2016/01/31 09:45


僕が子どもの頃には、セクハラやパワハラという概念がありませんでした。
問題がなかったわけではありません。悪しき習慣として、被害者はいるけれど、みんなが当たり前と見過ごしてあきらめていたわけです。

社会を変えるイノベーションは、誰かが声を上げることによって初めて世の中に認知されるのだと思いました。

痴漢は明らかに犯罪です。犯罪はなくなってほしいというのは、誰もが願っているけれど、一方で「仕方がない」と諦め、ある意味、あるのが当たり前と受け入れていたのです。
根絶ができないまでも、犯罪発生の確率を下げることはできる。このプロジェクトは、僕達にイノベーションの可能性を示してくれました。
単に、いい取り組みというのではなく、社会を変革する実証実験的なチャレンジだと考えています。

イノベーションは誰かが発言し、いろいろな人を巻き込み、みんなが認知したときに、大きな波が生まれます。

セクハラも、個人の尊厳や人生を踏みにじる問題だと声をあげた人達がいて、問題が明らかになり、賛同する人が増え、社会に認識されました。痴漢抑止バッジも、同様のプロセスを踏む必要があるでしょう。

女子高校生から声が上がったのも、大人だったら「仕方がない」と諦めがうまれた問題に対して、鋭い感受性が反応したからでしょう。当たり前で済ませられない、深い傷を心に負ったのではないかと思うと、娘を持つ父親として胸が痛みます。

僕は、田舎育ちなので、混雑した電車での通勤通学風景というものが、ピンときませんでした。もちろん、痴漢問題は電車内だけの問題ではありませんが……。
もし地方出身の子が、大学進学で初めてラッシュ時の電車で痴漢被害にあったら、カルチャーショックを受けるでしょう。

痴漢抑止バッジを社会に普及させるためには、継続が何よりも大事です。
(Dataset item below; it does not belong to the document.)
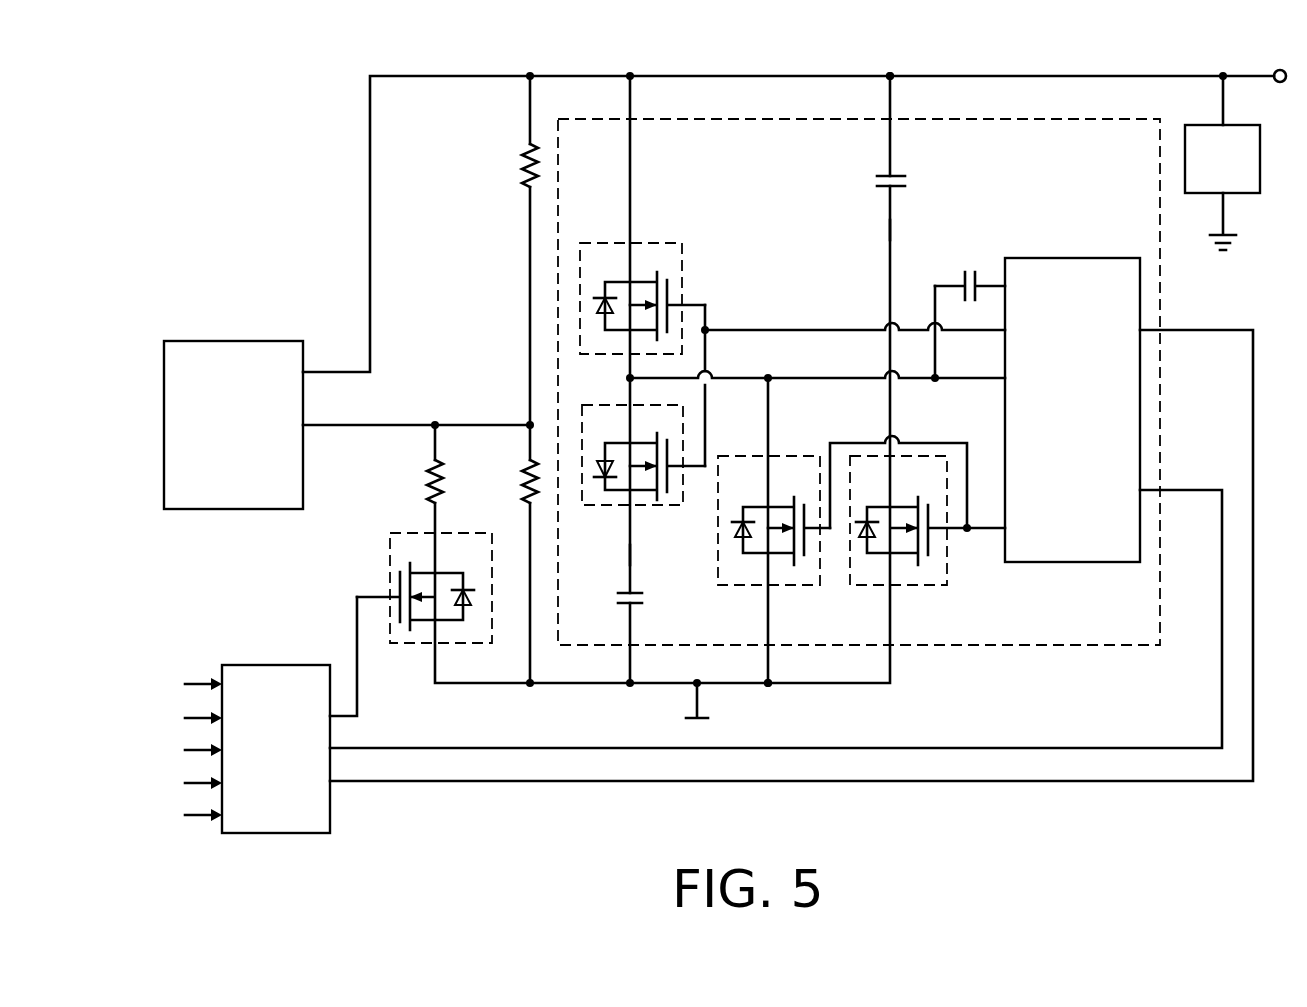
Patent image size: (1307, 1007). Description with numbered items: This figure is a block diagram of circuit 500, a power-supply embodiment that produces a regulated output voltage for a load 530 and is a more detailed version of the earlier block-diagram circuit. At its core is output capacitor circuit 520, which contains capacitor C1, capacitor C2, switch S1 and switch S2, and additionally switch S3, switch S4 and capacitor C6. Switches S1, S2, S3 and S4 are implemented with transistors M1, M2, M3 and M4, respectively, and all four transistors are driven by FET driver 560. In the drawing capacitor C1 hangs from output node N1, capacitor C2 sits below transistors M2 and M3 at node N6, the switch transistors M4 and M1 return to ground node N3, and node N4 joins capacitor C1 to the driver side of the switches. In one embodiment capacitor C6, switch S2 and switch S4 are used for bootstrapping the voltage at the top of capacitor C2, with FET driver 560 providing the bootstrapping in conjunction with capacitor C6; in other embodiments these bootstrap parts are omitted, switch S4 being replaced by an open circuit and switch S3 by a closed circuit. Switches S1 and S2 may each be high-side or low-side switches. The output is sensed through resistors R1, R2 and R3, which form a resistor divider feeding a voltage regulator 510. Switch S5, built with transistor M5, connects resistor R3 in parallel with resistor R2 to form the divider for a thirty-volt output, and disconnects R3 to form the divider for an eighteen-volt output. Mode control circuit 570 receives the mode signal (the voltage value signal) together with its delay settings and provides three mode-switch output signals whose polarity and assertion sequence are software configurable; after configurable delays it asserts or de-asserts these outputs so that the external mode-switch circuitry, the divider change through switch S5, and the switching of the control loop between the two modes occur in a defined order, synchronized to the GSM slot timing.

1回のクラウドファンディングで、スパイクが立つかもしれませんが、それを段階的に高くしていく取り組みが必要です。
継続するためには、資金が必要です。そのための組織を構築しなければ、活動の継続はできません。
公共事業が、いいプロジェクトを見つけて声をかけてくれるわけではありません。自ら、企業のコミットを得て、国内の大きな組織からの支援を得ていくアグレッシブな姿勢が必要です。

女性に近いポジションの企業にスポンサーになってもらい、メディアに広げていけば、国につながり、公共性が高くなり信頼が増します。そうなれば、他の企業からの支援も受けやすくなり、公的なセクターにコミットできるでしょう。大手鉄道にもつながれるようになります。
女性のために社会活動をしている企業とのコラボができれば、そこから活動が広がるでしょう。そういう拡大の方向を目指して、社会全体に痴漢問題の認知を広げていってください。

僕の娘が成長した時には、全ての女性が安心して生きていける世の中になるように、この活動を応援していきます。